Educator and social activist Jim Keady visited Indonesia more than a decade ago to investigate how athletic apparel manufacturer Nike Inc. was treating its factory workers there.
He has been telling the world about the experience ever since, via his award-winning film Behind the Swoosh and hundreds of speaking engagements every year.
Keady spoke at Cuyahoga Community College (Tri-C®) three times this month, including Westlake’s Westshore Campus on April 3 as part of Tri-C’s 2012-13 Celebrating Diversity Series.
Keady, director of the New Jersey-based Education for Justice Inc., talked about living with Nike’s factory workers and witnessing forced overtime, starvation wages, sexual harassment, physical violence and intimidation by supervisors and his efforts to end sweatshop abuses.
What’s it like to live on $1.25 a day? Mostly, it will get you a little rice, sleeping quarters in an 9 by 9 cubical, and the chance to work 15 hours a day if you want a little overtime. How about the open sewer that floats just outside your front door, or the piles of burning rubber from left over shoe material? Well, those things are free.
Think the $200 athletic shoes you are wearing were expensive? According to Keady, if you were an Indonesian worker, they would cost you the equivalent of $4000 in their world.
“Nike is in Indonesia for one reason – cheap labor,” said Keady, who goes so far as to say Nike is un-American. “The American way is democracy – that all people are created equal. This is not the American way.”

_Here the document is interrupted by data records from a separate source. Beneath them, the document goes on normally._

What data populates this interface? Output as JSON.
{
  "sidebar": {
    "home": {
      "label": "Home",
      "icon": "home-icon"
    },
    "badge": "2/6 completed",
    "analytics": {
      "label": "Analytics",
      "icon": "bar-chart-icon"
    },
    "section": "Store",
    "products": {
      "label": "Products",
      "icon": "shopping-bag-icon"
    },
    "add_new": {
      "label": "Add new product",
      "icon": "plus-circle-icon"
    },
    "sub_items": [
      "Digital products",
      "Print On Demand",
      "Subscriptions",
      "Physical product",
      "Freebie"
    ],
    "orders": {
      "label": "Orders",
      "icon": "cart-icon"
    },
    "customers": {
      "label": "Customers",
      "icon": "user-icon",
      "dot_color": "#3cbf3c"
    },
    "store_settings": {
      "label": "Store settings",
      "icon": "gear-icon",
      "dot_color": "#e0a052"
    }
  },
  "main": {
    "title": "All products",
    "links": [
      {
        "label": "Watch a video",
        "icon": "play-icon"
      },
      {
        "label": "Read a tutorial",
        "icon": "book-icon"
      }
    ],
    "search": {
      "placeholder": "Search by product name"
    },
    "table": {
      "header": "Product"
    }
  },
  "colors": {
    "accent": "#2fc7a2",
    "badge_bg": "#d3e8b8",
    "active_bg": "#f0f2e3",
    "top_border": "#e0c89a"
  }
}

Living in an Indonesian worker village for a month, Keady lost 25 pounds. His life-changing moment came over a decade ago when this former St. St. Joseph’s University Div. l soccer player moved on to accept a coaching position at coach at St. John’s University (NY) – the NCAA Div. I National Champions, while also pursuing a master’s degree.

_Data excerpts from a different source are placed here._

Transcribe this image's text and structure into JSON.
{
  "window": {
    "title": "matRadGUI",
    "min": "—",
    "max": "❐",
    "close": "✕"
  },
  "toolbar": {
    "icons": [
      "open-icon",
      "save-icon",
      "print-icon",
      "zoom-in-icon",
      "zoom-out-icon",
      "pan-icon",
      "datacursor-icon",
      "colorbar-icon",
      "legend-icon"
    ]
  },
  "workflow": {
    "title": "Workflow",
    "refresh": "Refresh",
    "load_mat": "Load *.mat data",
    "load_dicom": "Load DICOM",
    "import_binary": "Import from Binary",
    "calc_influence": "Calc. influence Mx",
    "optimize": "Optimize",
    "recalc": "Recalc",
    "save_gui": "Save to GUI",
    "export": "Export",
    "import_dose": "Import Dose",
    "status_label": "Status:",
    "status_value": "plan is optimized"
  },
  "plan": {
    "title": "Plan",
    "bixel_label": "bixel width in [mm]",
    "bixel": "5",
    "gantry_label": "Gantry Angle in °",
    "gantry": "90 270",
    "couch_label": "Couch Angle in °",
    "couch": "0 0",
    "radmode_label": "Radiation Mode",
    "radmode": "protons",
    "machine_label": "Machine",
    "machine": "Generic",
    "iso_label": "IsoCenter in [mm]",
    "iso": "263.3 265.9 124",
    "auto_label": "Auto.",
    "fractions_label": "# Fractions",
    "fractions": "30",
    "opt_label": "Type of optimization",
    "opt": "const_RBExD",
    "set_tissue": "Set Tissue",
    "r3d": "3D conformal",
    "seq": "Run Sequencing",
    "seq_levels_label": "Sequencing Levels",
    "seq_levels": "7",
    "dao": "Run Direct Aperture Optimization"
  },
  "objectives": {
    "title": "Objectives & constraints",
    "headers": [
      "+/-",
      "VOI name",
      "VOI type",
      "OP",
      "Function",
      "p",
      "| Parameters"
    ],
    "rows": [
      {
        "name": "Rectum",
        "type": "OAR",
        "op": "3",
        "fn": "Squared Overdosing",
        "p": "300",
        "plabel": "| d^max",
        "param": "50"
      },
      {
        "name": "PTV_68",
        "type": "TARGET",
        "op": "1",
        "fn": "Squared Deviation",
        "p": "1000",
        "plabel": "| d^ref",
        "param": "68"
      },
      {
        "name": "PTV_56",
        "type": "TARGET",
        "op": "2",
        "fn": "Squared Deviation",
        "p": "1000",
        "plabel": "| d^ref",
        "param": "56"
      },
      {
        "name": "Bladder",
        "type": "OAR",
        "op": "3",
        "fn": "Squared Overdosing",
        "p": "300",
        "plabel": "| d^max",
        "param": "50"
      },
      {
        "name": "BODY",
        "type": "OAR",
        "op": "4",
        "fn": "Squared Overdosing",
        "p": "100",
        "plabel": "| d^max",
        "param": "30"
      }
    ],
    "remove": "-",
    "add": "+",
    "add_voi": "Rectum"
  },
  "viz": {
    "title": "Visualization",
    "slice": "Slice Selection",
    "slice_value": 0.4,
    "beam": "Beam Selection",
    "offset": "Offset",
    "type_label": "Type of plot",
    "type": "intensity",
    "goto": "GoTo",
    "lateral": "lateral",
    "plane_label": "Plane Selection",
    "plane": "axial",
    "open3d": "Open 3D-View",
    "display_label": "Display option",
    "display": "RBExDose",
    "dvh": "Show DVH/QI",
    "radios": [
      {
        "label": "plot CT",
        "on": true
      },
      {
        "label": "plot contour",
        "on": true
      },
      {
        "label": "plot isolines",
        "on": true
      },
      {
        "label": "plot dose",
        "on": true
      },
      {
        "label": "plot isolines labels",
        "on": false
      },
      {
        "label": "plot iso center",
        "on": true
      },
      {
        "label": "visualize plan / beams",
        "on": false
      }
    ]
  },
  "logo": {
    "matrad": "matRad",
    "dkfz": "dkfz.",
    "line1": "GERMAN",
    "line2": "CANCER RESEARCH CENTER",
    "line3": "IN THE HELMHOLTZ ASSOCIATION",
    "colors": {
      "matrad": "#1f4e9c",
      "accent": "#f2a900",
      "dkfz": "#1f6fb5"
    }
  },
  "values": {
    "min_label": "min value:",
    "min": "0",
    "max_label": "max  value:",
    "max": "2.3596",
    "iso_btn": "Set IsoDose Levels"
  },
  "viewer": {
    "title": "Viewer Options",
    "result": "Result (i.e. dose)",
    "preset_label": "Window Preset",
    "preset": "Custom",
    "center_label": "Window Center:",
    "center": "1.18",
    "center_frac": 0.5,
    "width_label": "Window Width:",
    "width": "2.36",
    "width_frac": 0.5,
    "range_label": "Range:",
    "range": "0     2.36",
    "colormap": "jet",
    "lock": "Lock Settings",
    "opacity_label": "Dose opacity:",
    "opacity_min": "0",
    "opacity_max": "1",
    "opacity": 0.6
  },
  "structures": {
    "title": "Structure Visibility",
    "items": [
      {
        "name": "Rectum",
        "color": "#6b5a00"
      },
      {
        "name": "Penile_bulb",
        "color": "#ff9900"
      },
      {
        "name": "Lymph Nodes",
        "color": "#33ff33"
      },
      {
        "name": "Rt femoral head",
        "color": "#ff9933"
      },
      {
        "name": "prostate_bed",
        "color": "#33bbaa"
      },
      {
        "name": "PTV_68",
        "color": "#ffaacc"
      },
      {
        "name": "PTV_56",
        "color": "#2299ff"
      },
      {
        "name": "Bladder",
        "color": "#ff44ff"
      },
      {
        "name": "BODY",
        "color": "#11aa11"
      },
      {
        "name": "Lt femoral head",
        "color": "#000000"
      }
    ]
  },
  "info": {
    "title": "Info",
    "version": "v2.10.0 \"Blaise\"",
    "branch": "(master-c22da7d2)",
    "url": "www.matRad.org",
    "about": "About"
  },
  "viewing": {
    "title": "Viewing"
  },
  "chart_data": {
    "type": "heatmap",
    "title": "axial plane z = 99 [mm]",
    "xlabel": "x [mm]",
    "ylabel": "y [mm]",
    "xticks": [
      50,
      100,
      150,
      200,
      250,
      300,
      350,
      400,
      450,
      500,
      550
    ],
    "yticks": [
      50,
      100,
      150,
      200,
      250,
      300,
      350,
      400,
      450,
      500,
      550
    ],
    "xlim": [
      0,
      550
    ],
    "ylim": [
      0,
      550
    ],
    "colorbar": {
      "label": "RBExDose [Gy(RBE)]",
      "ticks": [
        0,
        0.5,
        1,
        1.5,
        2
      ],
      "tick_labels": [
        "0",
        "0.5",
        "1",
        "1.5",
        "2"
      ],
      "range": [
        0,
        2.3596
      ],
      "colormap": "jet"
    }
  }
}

As part of a class assignment, Jim began to research Nike’s labor practices in light of Catholic Social Teaching, He reports finding that Nike’s factories were de facto sweatshops with long hours, low wages, and an overall exploitation of mostly poor women in developing countries.

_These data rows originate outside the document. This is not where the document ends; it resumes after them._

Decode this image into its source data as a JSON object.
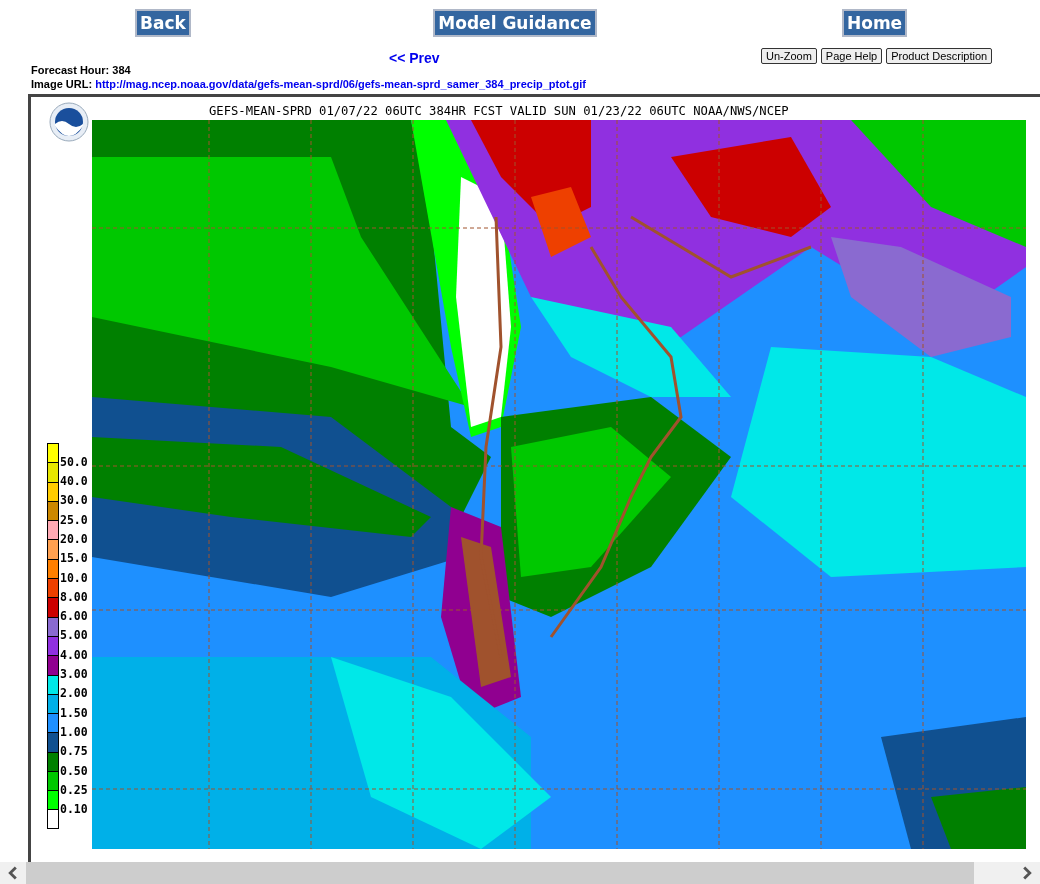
{
  "nav_buttons": [
    "Back",
    "Model Guidance",
    "Home"
  ],
  "prev_link": "<< Prev",
  "tool_buttons": [
    "Un-Zoom",
    "Page Help",
    "Product Description"
  ],
  "forecast_hour": {
    "label": "Forecast Hour:",
    "value": "384"
  },
  "image_url": {
    "label": "Image URL:",
    "value": "http://mag.ncep.noaa.gov/data/gefs-mean-sprd/06/gefs-mean-sprd_samer_384_precip_ptot.gif"
  },
  "map": {
    "title": "GEFS-MEAN-SPRD 01/07/22 06UTC 384HR FCST VALID SUN 01/23/22 06UTC NOAA/NWS/NCEP",
    "legend": [
      {
        "label": "50.0",
        "color": "#ffff00"
      },
      {
        "label": "40.0",
        "color": "#e6e600"
      },
      {
        "label": "30.0",
        "color": "#ffcc00"
      },
      {
        "label": "25.0",
        "color": "#cc8800"
      },
      {
        "label": "20.0",
        "color": "#ffaab4"
      },
      {
        "label": "15.0",
        "color": "#ffa050"
      },
      {
        "label": "10.0",
        "color": "#ff7f00"
      },
      {
        "label": "8.00",
        "color": "#ee4000"
      },
      {
        "label": "6.00",
        "color": "#cc0000"
      },
      {
        "label": "5.00",
        "color": "#8a6ad0"
      },
      {
        "label": "4.00",
        "color": "#9030e0"
      },
      {
        "label": "3.00",
        "color": "#900090"
      },
      {
        "label": "2.00",
        "color": "#00e8e8"
      },
      {
        "label": "1.50",
        "color": "#00b0e8"
      },
      {
        "label": "1.00",
        "color": "#1e90ff"
      },
      {
        "label": "0.75",
        "color": "#105090"
      },
      {
        "label": "0.50",
        "color": "#008000"
      },
      {
        "label": "0.25",
        "color": "#00c800"
      },
      {
        "label": "0.10",
        "color": "#00ff00"
      },
      {
        "color": "#ffffff"
      }
    ]
  }
}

At the same time Jim was doing his research, St John’s University Athletic Department began to negotiate a $3.5 million dollar endorsement deal with Nike that would require all athletes and coaches to wear and endorse the products. Jim questioned the endorsement deal privately at first, and then publicly. Eventually he was given an ultimatum by his head coach – “Wear Nike and drop this issue…or resign,” says his website, teamsweat.org.
That spurred his travel to Indonesia multiple times over the past 8 years. He is currently producing a feature-length film about the lives of Nike factory workers and his experiences with them – SWEAT (www.sweatthefilm.org).
The cost to Nike to manufacture a pair of shoes, reports Keady, is $16.25 ($10.75 for materials, $2.42 for labor, $2.10 for overhead and 97 cents for factory profit). That adds up to a huge bottom line for Nike: $2.2 billion in profits based on $24 billion in revenues annually, says Keady.
His goal? To start a global labor movement. “We have started with one company and one country to create the model to win and take it to other countries.”
Americans, he said, are suckered in to wear logos that support corporate images and profits at the expense of fellow human beings living at poverty level or below. “You could take 7 per cent of their ad budget and fix the problem, or add $5 to each pair of shoes,” said Keady, pointing to huge endorsement package for pro athletes. Lebron James, says Keading, earns as much in one game as an Indonesian factory worker makes in over 9.5 years.